La questione morale in sf è trattata da differenti punti di vista. Anche qui il discorso è senz’altro complesso, in quanto ancor più che altri generi, la sf fa suo un argomento che si presta enormemente a valutazioni morali: l’ingerenza della scienza e della tecnologia nella natura umana. La sf è una letteratura ad alto tasso di moralità, se consideriamo le cose dal punto di vista scientifico.

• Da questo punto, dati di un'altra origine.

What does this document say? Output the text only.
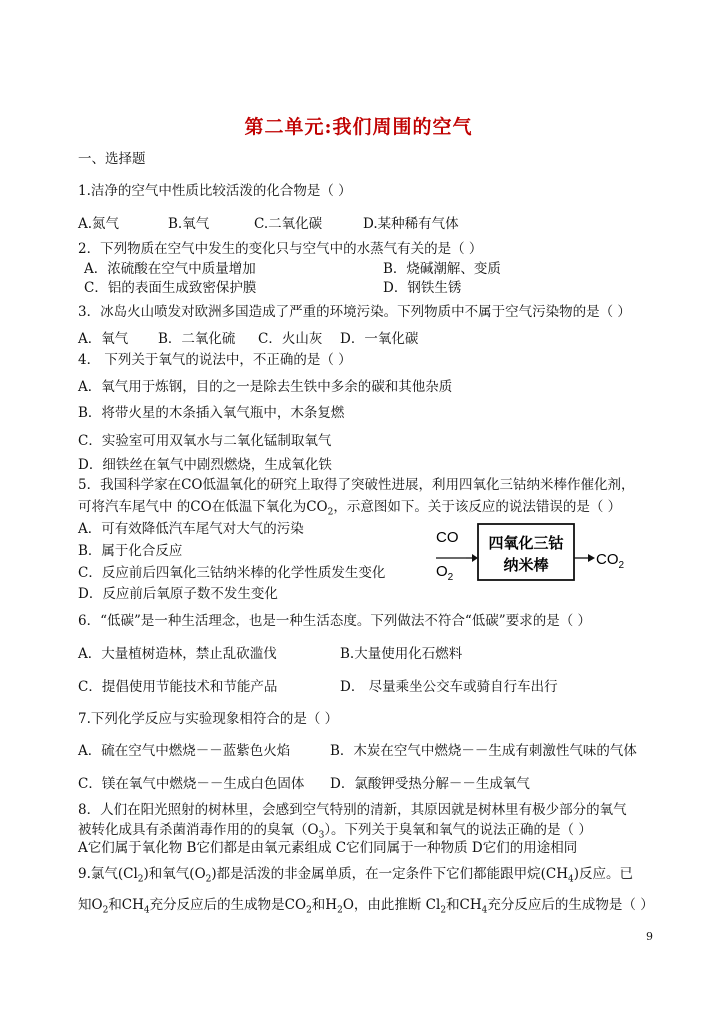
第二单元:我们周围的空气
一、选择题
1.洁净的空气中性质比较活泼的化合物是（ ）
A.氮气	B.氧气	C.二氧化碳	D.某种稀有气体
2．下列物质在空气中发生的变化只与空气中的水蒸气有关的是（ ）
A．浓硫酸在空气中质量增加	B．烧碱潮解、变质
C．铝的表面生成致密保护膜	D．钢铁生锈
3．冰岛火山喷发对欧洲多国造成了严重的环境污染。下列物质中不属于空气污染物的是（ ）
A．氧气 B．二氧化硫 C．火山灰 D．一氧化碳
4． 下列关于氧气的说法中，不正确的是（ ）
A．氧气用于炼钢，目的之一是除去生铁中多余的碳和其他杂质
B．将带火星的木条插入氧气瓶中，木条复燃
C．实验室可用双氧水与二氧化锰制取氧气
D．细铁丝在氧气中剧烈燃烧，生成氧化铁
5．我国科学家在CO低温氧化的研究上取得了突破性进展，利用四氧化三钴纳米棒作催化剂，
可将汽车尾气中 的CO在低温下氧化为$CO_2$，示意图如下。关于该反应的说法错误的是（ ）
A．可有效降低汽车尾气对大气的污染
B．属于化合反应
C．反应前后四氧化三钴纳米棒的化学性质发生变化
D．反应前后氧原子数不发生变化
CO
$O_2$
四氧化三钴
纳米棒	$CO_2$
6．“低碳”是一种生活理念，也是一种生活态度。下列做法不符合“低碳”要求的是（ ）
A．大量植树造林，禁止乱砍滥伐	B.大量使用化石燃料
C．提倡使用节能技术和节能产品	D． 尽量乘坐公交车或骑自行车出行
7.下列化学反应与实验现象相符合的是（ ）
A．硫在空气中燃烧－－蓝紫色火焰	B．木炭在空气中燃烧－－生成有刺激性气味的气体
C．镁在氧气中燃烧－－生成白色固体 D．氯酸钾受热分解－－生成氧气
8．人们在阳光照射的树林里，会感到空气特别的清新，其原因就是树林里有极少部分的氧气
被转化成具有杀菌消毒作用的的臭氧$(O_3)$。下列关于臭氧和氧气的说法正确的是（ ）
A它们属于氧化物 B它们都是由氧元素组成 C它们同属于一种物质 D它们的用途相同
9.氯气$(Cl_2)$和氧气$(O_2)$都是活泼的非金属单质，在一定条件下它们都能跟甲烷$(CH_4)$反应。已
知$O_2$和$CH_4$充分反应后的生成物是$CO_2$和$H_2O$，由此推断 $Cl_2$和$CH_4$充分反应后的生成物是（ ）
9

E anche qui l’elenco di opere da citare sarebbe sterminato, a cominciare dall’opera completa di H.G.Wells fino al cyberpunk.
Per definire il concetto può essere utile citare un autore come George Alec Effinger ad esempio, che riesce a delineare in uno sfondo come il Budayeen del ciclo di Marid Audrian, una società nella quale convivono aspetti che per il nostro metro di giudizio possono essere considerati senz’altro di “dubbia moralità”; una società dove il cambio di sesso è operazione comune e dove impianti cibernetici permettono alle persone di modificare le proprie capacità e la propria personalità.
Il ciclo si compone di tre romanzi scritti tra la fine degli anni ’80 e i primi anni ’90, ma che hanno una freschezza, un senso, un riscontro, proprio ai nostri giorni, come testimonia la loro recente ripubblicazione. Il primo romanzo della serie, When Gravity Fails, è del 1987 ed originariamente è stato pubblicato nella collana Cosmo Argento della Nord come “Senza tregua” (traduzione di M.C. Pietri); la nuova edizione proposta dalla casa editrice Hobby & Work mantiene invece il titolo originale di “L’inganno della gravità” (traduzione di E. Raguzzoni).

La copertina originale e a sinistra le due edizioni italiane.

La società dipinta da Effinger è fatta di caste chiuse, dure, in cui i protagonisti si muovono in un oscuro clima di romanticismo tecnologico; una società nella quale l’essere innamorati di una persona che ha cambiato sesso con un’operazione chirurgica è vissuta in modo del tutto naturale; nella quale usufruire di un innesto per trasformarsi in una persona diversa è attività lecita e consentita. Questo è il modo in cui si muove l’investigatore privato Marid Audrian che in questi romanzi ha saputo delineare e indagare molti aspetti che per certi versi rischiano di divenire la nostra prossima realtà; aspetti che nella vita reale di oggi scatenano sempre un bailame di confronti e dibattiti in tutte le sedi ogni volta che salgono alla ribalta, ma che nella finzione letteraria (che deve fornire gli strumenti di ricerca della verità) sono elementi assurti dai protagonisti a rango di normalità. Protagonisti in cui il lettore non fatica a immedesimarsi in una sorta di benefico transfert catartico. Se andiamo a considerare quindi gli aspetti sociali, la sf è una letteratura priva di moralità.

Ma anche la nostra società è priva di moralità. Lo è da sempre, e solo l’agitarsi scandalizzato di coloro che si sentono in obbligo di salvaguardare la presunta onorabilità della razza tenta di far apparire diversa questa realtà.

Etica e morale, nella vita reale, sono etichette che diventa sempre più difficile appendere sotto valori ed azioni assolute. Si tratta di una questione relativa, infatti, definire che sia più immorale frequentare dei transessuali invece che fare azioni per frodare il governo di cui si è rappresentati.

Oppure far credere a tutti di essere il paladino dell’etica e della giustizia, anziché propinare al popolo di sacrificarsi per il loro bene.